Он решительно направился к домику Мэсона. После инцидента с высадкой отношения их стали довольно прохладными. Парсел впервые решился нанести капитану визит.
Свой палисадник Мэсон обнес перилами с полуюта, и Парсел, взявшись за калитку, почувствовал под рукой что-то родное. Его пальцы сразу узнали дубовое кольцо с заднего бака. Кольцо смастерили наспех перед самым отплытием из Лондона и не успели ни отполировать, ни покрыть лаком, просто подержали его некоторое время в льняном масле, так что все шероховатости дерева остались.
Сделав несколько шагов, Парсел был поражен крохотными размерами садика. Мэсон не использовал и десятой доли отведенного ему участка.
Парсел легонько стукнул в дверь, подождал, постучал снова. Никто не отозвался, и он крикнул:
— Капитан, это я, Парсел.
Ответа не последовало. Лишь спустя несколько секунд из-за двери послышался голос Мэсона:
— Вы один?
— Да, капитан.
Снова наступила тишина, потом снова раздался голос Мэсона:
— Сейчас открою. Отойдите на два шага.
— Что, что?
— Отойдите на два шага.
В голосе Мэсона послышалась угроза, и Парсел повиновался. Он подождал еще немного, решил было, что Мэсон вообще ему не отопрет, но как раз в эту минуту дверь медленно повернулась на петлях и на пороге показался Мэсон — в правой руке он держал ружье, наставив дуло на посетителя.
— Подымите руки, мистер Парсел.
Парсел покраснел, сунул руки в карманы и сухо проговорил:
— Если вы мне не доверяете, нам не о чем говорить.

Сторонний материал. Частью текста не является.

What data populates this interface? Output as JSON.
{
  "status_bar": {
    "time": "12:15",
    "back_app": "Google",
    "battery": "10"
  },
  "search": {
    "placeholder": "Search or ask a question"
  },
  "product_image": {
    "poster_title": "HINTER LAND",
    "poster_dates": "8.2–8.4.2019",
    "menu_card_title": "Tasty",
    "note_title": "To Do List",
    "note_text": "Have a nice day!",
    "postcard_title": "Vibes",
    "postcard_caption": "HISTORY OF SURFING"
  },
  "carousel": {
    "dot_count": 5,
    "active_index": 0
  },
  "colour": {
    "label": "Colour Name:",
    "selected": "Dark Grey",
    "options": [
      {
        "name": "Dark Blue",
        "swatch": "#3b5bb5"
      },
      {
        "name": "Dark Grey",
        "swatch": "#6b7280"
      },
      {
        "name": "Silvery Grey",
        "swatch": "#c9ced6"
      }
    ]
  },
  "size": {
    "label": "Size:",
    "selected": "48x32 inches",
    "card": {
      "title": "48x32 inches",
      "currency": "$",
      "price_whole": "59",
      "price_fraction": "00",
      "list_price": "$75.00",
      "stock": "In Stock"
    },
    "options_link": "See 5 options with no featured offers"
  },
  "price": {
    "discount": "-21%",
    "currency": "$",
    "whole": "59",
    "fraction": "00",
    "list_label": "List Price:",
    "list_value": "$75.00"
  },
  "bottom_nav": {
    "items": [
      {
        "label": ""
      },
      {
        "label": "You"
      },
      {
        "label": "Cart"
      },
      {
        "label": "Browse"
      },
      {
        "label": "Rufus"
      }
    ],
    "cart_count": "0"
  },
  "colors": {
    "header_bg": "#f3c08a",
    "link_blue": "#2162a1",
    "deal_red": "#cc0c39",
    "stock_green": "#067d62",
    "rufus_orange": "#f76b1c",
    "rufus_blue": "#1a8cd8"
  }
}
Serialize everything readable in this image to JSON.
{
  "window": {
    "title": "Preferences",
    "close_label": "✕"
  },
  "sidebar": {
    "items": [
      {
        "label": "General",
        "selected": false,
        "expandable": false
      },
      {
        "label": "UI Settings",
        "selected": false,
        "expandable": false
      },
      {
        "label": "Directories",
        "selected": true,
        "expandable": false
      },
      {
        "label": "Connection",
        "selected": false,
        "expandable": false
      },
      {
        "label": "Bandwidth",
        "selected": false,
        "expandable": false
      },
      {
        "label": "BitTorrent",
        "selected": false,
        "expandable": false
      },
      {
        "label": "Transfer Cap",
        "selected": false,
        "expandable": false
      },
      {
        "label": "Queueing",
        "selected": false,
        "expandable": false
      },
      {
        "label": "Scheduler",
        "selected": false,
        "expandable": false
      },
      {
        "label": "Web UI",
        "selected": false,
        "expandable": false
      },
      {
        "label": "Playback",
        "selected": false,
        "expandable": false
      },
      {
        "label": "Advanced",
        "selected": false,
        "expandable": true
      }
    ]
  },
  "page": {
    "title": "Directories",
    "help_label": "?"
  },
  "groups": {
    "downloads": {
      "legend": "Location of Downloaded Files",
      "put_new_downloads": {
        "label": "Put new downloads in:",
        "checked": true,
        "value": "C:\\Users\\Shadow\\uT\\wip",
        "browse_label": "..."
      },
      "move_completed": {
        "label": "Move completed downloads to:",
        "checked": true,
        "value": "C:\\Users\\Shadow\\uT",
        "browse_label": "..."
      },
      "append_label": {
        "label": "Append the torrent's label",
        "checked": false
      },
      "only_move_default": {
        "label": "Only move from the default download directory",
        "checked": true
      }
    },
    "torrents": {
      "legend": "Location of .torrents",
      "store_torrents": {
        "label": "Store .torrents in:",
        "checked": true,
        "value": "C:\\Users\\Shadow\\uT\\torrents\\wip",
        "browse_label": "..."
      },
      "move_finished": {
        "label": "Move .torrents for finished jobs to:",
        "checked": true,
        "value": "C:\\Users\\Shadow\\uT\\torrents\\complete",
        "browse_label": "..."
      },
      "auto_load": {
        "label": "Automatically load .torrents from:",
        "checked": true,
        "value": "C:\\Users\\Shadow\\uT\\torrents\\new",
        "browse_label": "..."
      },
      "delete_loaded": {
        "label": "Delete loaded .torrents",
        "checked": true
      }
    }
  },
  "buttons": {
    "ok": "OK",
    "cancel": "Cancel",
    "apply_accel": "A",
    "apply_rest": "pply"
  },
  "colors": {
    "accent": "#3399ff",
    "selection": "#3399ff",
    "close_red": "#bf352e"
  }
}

Мэсон молча уставился на него.
— Прошу прошения, мистер Парсел, — произнес он мягче, но ружья не опустил. — Я думал, что эти бандиты передумали и решили прикрыться вами, чтобы заставить меня отпереть дверь.
— Я никому не разрешаю мной прикрываться, — холодно возразил Парсел. — А впрочем, не бойтесь, что они передумают. Матросы проголосовали и никогда в жизни не нарушат принятого решения.